Information à propos de Aldeyjarfoss

Aldeyarfoss is surrounded by basalt columns, and can be found in north Iceland. Pictured here in winter.

Aldeyarfoss is one of the most beautiful waterfalls in Iceland, found within the northern highlands in the Skjálfandafljót river.

Visit this incredible waterfall while on a self drive tour in Iceland.

Geology of Aldeyjarfoss

Aldeyarfoss stands at twenty metres tall, and plummets into a beautiful blue lagoon. It is best known for its surrounding geology, as on either side of it are rows of hexagonal basalt columns, features found in few places around the world.

These columns are so perfectly formed and symmetrical that they seem to be carved by hand. They can, however, be explained by physics.

When lava was flowing down the cliff faces at Aldeyarfoss during an eruption centuries ago, the outer lava, which was exposed to the air, cooled into solid rock fasting than the layers beneath. In this case, the lava was moving in a way that meant it cooled quickly at the same rate over an even surface.

This caused the lava to contract equally across its surface into cylindrical columns, that cracked into the hexagonal structures due to the different levels of pressure in the rock.

These basalt columns can be found in several places around Iceland, such as along Gerðuberg on the Snæfellsnes Peninsula and at the cliffs in the village of Hofsós. The only other easily accessible waterfall with them, however, is Svartifoss in the Skaftafell Nature Reserve, in the south-eastern corner of the country.

At Aldeyarfoss, the columns are more diverse in colour than their black counterparts at Svartifoss, with yellow and red shades created by the sulfur and iron brought up in the eruption.

Other Waterfalls in the Skjálfandafljót River

Aldeyarfoss is the most second most popular waterfall in the Skjálfandafljót river, losing out to Goðafoss which sits a more accessible location and has an interesting history.

This falls is found on the road between the two most visited sites of the north, the town of Akureyri and Lake Mývatn. It is famous for being the location where Iceland symbolically marked its departure from paganism to Christianity in 1000 AD; here, the lawspeaker at the time threw away his idols of the Old Norse Gods, where they were consumed by the rapids.

Aldeyarfoss and Goðafoss are not the only waterfalls in the Skjálfandafljót river, however. Just to the south of the former is Hrafnabjargafoss, a horseshoe shaped falls that stands at five metres tall. Others include Ingvararfoss, Barnafoss and Ullarfoss.

Getting to Aldeyarfoss

Aldeyarfoss is beautiful in winter, with fantastic ice sculptures.

Aldeyarfoss is located just inside the north Icelandic highlands. It can be reached by turning onto Route 844, which leads off the Ring Road between Akureyri and Mývatn.
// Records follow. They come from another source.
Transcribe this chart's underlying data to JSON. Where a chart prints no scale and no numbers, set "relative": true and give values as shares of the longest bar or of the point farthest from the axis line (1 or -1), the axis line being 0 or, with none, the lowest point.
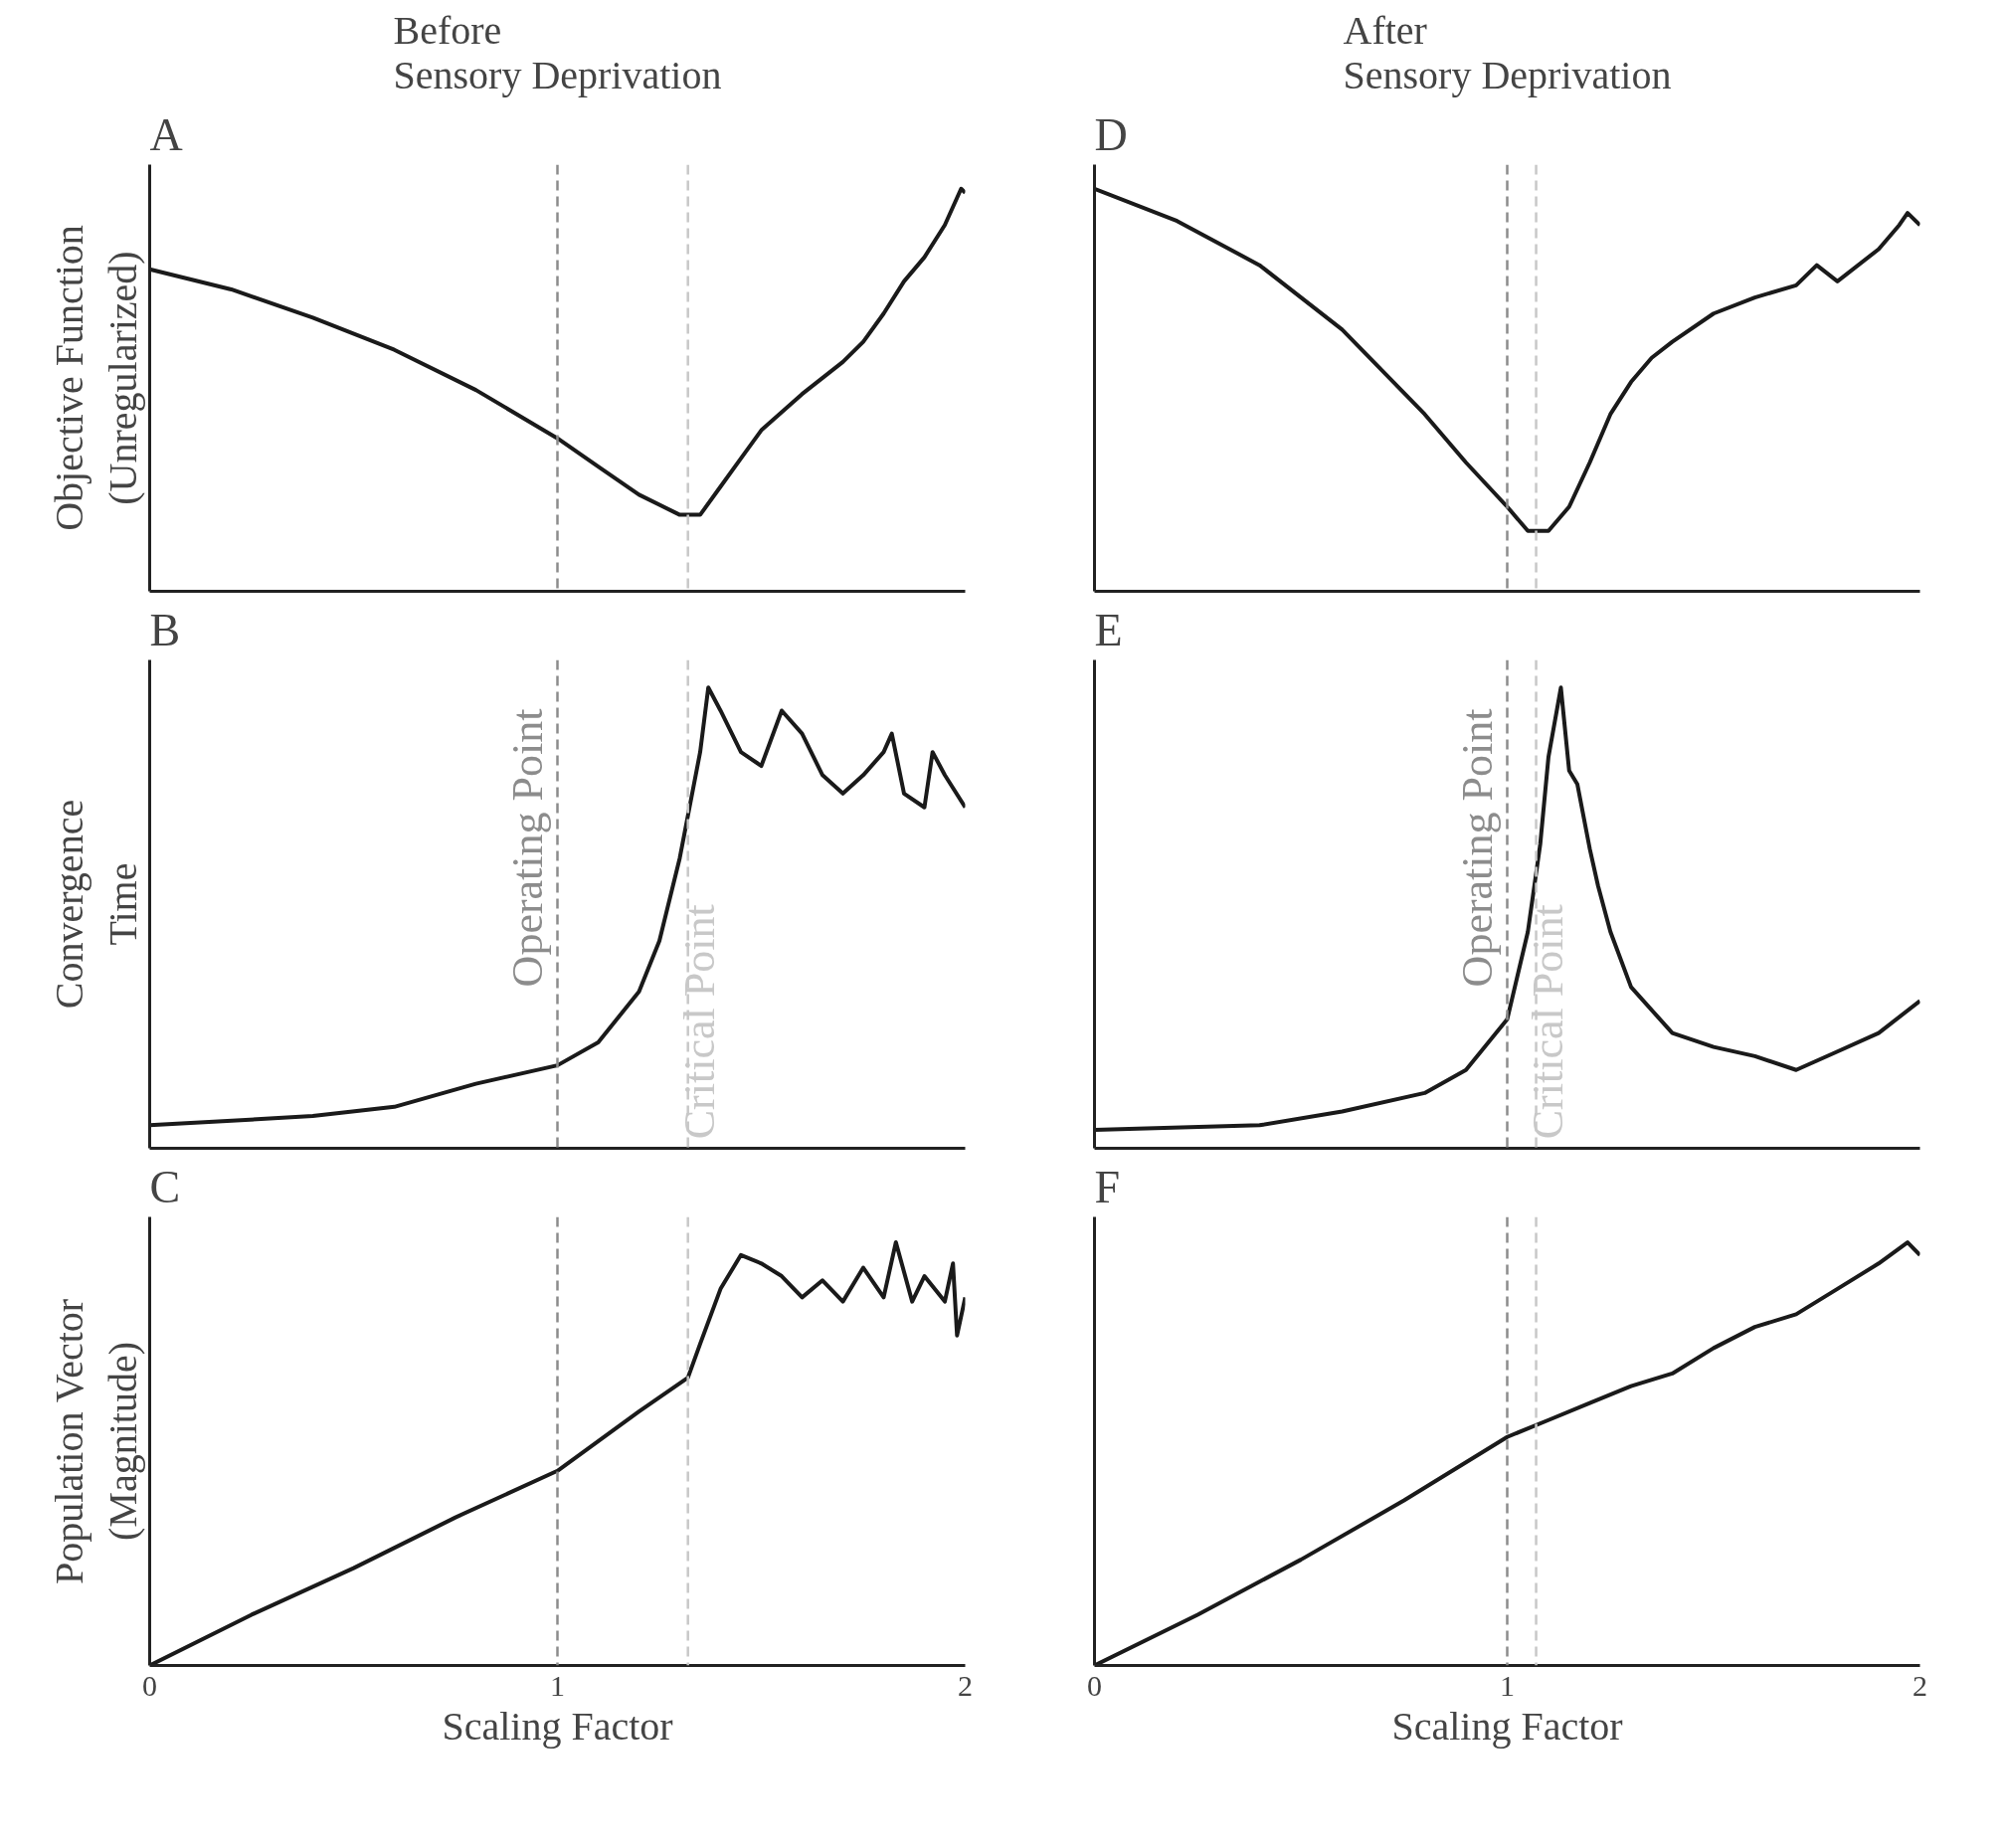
{
  "chart_data": [
    {
      "type": "line",
      "relative": true,
      "title": "Before\nSensory Deprivation",
      "ylabel": "Objective Function\n(Unregularized)",
      "annotations": [
        "A"
      ],
      "xlim": [
        0,
        2
      ],
      "xticks": [
        0,
        1,
        2
      ],
      "tick_labels": false,
      "grid": false,
      "line_style": "solid",
      "x": [
        0,
        0.2,
        0.4,
        0.6,
        0.8,
        1.0,
        1.1,
        1.2,
        1.3,
        1.35,
        1.4,
        1.45,
        1.5,
        1.6,
        1.7,
        1.75,
        1.8,
        1.85,
        1.9,
        1.95,
        1.99,
        2.0
      ],
      "series": [
        {
          "color": "#1a1a1a",
          "values": [
            0.8,
            0.75,
            0.68,
            0.6,
            0.5,
            0.38,
            0.31,
            0.24,
            0.19,
            0.19,
            0.26,
            0.33,
            0.4,
            0.49,
            0.57,
            0.62,
            0.69,
            0.77,
            0.83,
            0.91,
            1.0,
            0.99
          ]
        }
      ],
      "ref_lines": [
        {
          "axis": "x",
          "value": 1.0,
          "label": null,
          "color": "#8c8c8c",
          "line_style": "dashed"
        },
        {
          "axis": "x",
          "value": 1.32,
          "label": null,
          "color": "#c8c8c8",
          "line_style": "dashed"
        }
      ]
    },
    {
      "type": "line",
      "relative": true,
      "title": "After\nSensory Deprivation",
      "annotations": [
        "D"
      ],
      "xlim": [
        0,
        2
      ],
      "xticks": [
        0,
        1,
        2
      ],
      "tick_labels": false,
      "grid": false,
      "line_style": "solid",
      "x": [
        0,
        0.2,
        0.4,
        0.6,
        0.8,
        0.9,
        1.0,
        1.05,
        1.1,
        1.15,
        1.2,
        1.25,
        1.3,
        1.35,
        1.4,
        1.5,
        1.6,
        1.7,
        1.75,
        1.8,
        1.9,
        1.95,
        1.97,
        2.0
      ],
      "series": [
        {
          "color": "#1a1a1a",
          "values": [
            1.0,
            0.92,
            0.81,
            0.65,
            0.44,
            0.32,
            0.21,
            0.15,
            0.15,
            0.21,
            0.32,
            0.44,
            0.52,
            0.58,
            0.62,
            0.69,
            0.73,
            0.76,
            0.81,
            0.77,
            0.85,
            0.91,
            0.94,
            0.91
          ]
        }
      ],
      "ref_lines": [
        {
          "axis": "x",
          "value": 1.0,
          "label": null,
          "color": "#8c8c8c",
          "line_style": "dashed"
        },
        {
          "axis": "x",
          "value": 1.07,
          "label": null,
          "color": "#c8c8c8",
          "line_style": "dashed"
        }
      ]
    },
    {
      "type": "line",
      "relative": true,
      "ylabel": "Convergence\nTime",
      "annotations": [
        "B"
      ],
      "xlim": [
        0,
        2
      ],
      "xticks": [
        0,
        1,
        2
      ],
      "tick_labels": false,
      "grid": false,
      "line_style": "solid",
      "x": [
        0,
        0.4,
        0.6,
        0.8,
        1.0,
        1.1,
        1.2,
        1.25,
        1.3,
        1.35,
        1.37,
        1.4,
        1.45,
        1.5,
        1.55,
        1.6,
        1.65,
        1.7,
        1.75,
        1.8,
        1.82,
        1.85,
        1.9,
        1.92,
        1.95,
        2.0
      ],
      "series": [
        {
          "color": "#1a1a1a",
          "values": [
            0.05,
            0.07,
            0.09,
            0.14,
            0.18,
            0.23,
            0.34,
            0.45,
            0.63,
            0.86,
            1.0,
            0.95,
            0.86,
            0.83,
            0.95,
            0.9,
            0.81,
            0.77,
            0.81,
            0.86,
            0.9,
            0.77,
            0.74,
            0.86,
            0.81,
            0.74
          ]
        }
      ],
      "ref_lines": [
        {
          "axis": "x",
          "value": 1.0,
          "label": "Operating Point",
          "color": "#8c8c8c",
          "line_style": "dashed"
        },
        {
          "axis": "x",
          "value": 1.32,
          "label": "Critical Point",
          "color": "#c8c8c8",
          "line_style": "dashed"
        }
      ]
    },
    {
      "type": "line",
      "relative": true,
      "annotations": [
        "E"
      ],
      "xlim": [
        0,
        2
      ],
      "xticks": [
        0,
        1,
        2
      ],
      "tick_labels": false,
      "grid": false,
      "line_style": "solid",
      "x": [
        0,
        0.4,
        0.6,
        0.8,
        0.9,
        1.0,
        1.05,
        1.08,
        1.1,
        1.13,
        1.15,
        1.17,
        1.2,
        1.22,
        1.25,
        1.3,
        1.4,
        1.5,
        1.6,
        1.7,
        1.8,
        1.9,
        2.0
      ],
      "series": [
        {
          "color": "#1a1a1a",
          "values": [
            0.04,
            0.05,
            0.08,
            0.12,
            0.17,
            0.28,
            0.47,
            0.66,
            0.85,
            1.0,
            0.82,
            0.79,
            0.65,
            0.57,
            0.47,
            0.35,
            0.25,
            0.22,
            0.2,
            0.17,
            0.21,
            0.25,
            0.32
          ]
        }
      ],
      "ref_lines": [
        {
          "axis": "x",
          "value": 1.0,
          "label": "Operating Point",
          "color": "#8c8c8c",
          "line_style": "dashed"
        },
        {
          "axis": "x",
          "value": 1.07,
          "label": "Critical Point",
          "color": "#c8c8c8",
          "line_style": "dashed"
        }
      ]
    },
    {
      "type": "line",
      "relative": true,
      "ylabel": "Population Vector\n(Magnitude)",
      "xlabel": "Scaling Factor",
      "annotations": [
        "C"
      ],
      "xlim": [
        0,
        2
      ],
      "xticks": [
        0,
        1,
        2
      ],
      "tick_labels": "x",
      "grid": false,
      "line_style": "solid",
      "x": [
        0,
        0.25,
        0.5,
        0.75,
        1.0,
        1.2,
        1.32,
        1.35,
        1.4,
        1.45,
        1.5,
        1.55,
        1.6,
        1.65,
        1.7,
        1.75,
        1.8,
        1.83,
        1.87,
        1.9,
        1.95,
        1.97,
        1.98,
        2.0
      ],
      "series": [
        {
          "color": "#1a1a1a",
          "values": [
            0,
            0.12,
            0.23,
            0.35,
            0.46,
            0.6,
            0.68,
            0.76,
            0.89,
            0.97,
            0.95,
            0.92,
            0.87,
            0.91,
            0.86,
            0.94,
            0.87,
            1.0,
            0.86,
            0.92,
            0.86,
            0.95,
            0.78,
            0.87
          ]
        }
      ],
      "ref_lines": [
        {
          "axis": "x",
          "value": 1.0,
          "label": null,
          "color": "#8c8c8c",
          "line_style": "dashed"
        },
        {
          "axis": "x",
          "value": 1.32,
          "label": null,
          "color": "#c8c8c8",
          "line_style": "dashed"
        }
      ]
    },
    {
      "type": "line",
      "relative": true,
      "xlabel": "Scaling Factor",
      "annotations": [
        "F"
      ],
      "xlim": [
        0,
        2
      ],
      "xticks": [
        0,
        1,
        2
      ],
      "tick_labels": "x",
      "grid": false,
      "line_style": "solid",
      "x": [
        0,
        0.25,
        0.5,
        0.75,
        1.0,
        1.1,
        1.2,
        1.3,
        1.4,
        1.5,
        1.6,
        1.7,
        1.8,
        1.9,
        1.97,
        2.0
      ],
      "series": [
        {
          "color": "#1a1a1a",
          "values": [
            0,
            0.12,
            0.25,
            0.39,
            0.54,
            0.58,
            0.62,
            0.66,
            0.69,
            0.75,
            0.8,
            0.83,
            0.89,
            0.95,
            1.0,
            0.97
          ]
        }
      ],
      "ref_lines": [
        {
          "axis": "x",
          "value": 1.0,
          "label": null,
          "color": "#8c8c8c",
          "line_style": "dashed"
        },
        {
          "axis": "x",
          "value": 1.07,
          "label": null,
          "color": "#c8c8c8",
          "line_style": "dashed"
        }
      ]
    }
  ]
}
This road will lead onto Route 842, before it continues onto a highland track, the F26. Highland routes should only be approached in a four-wheel-drive.

This route will lead to a carpark on the southern side of the waterfall, which provides excellent views over the falls. It can, however, also be viewed at its north bank.

To reach this less-known area, turn off Route 842 when you see the signs for the farm Stóratunga. This route will take you past the aforementioned Ullarfoss falls, renowned for being fed by clear springwater, and over a bridge. You will then turn left on a gravel road signposting towards to Aldeyarfoss, follow it to a small carpark, and from there take take a short hike to the northern bank.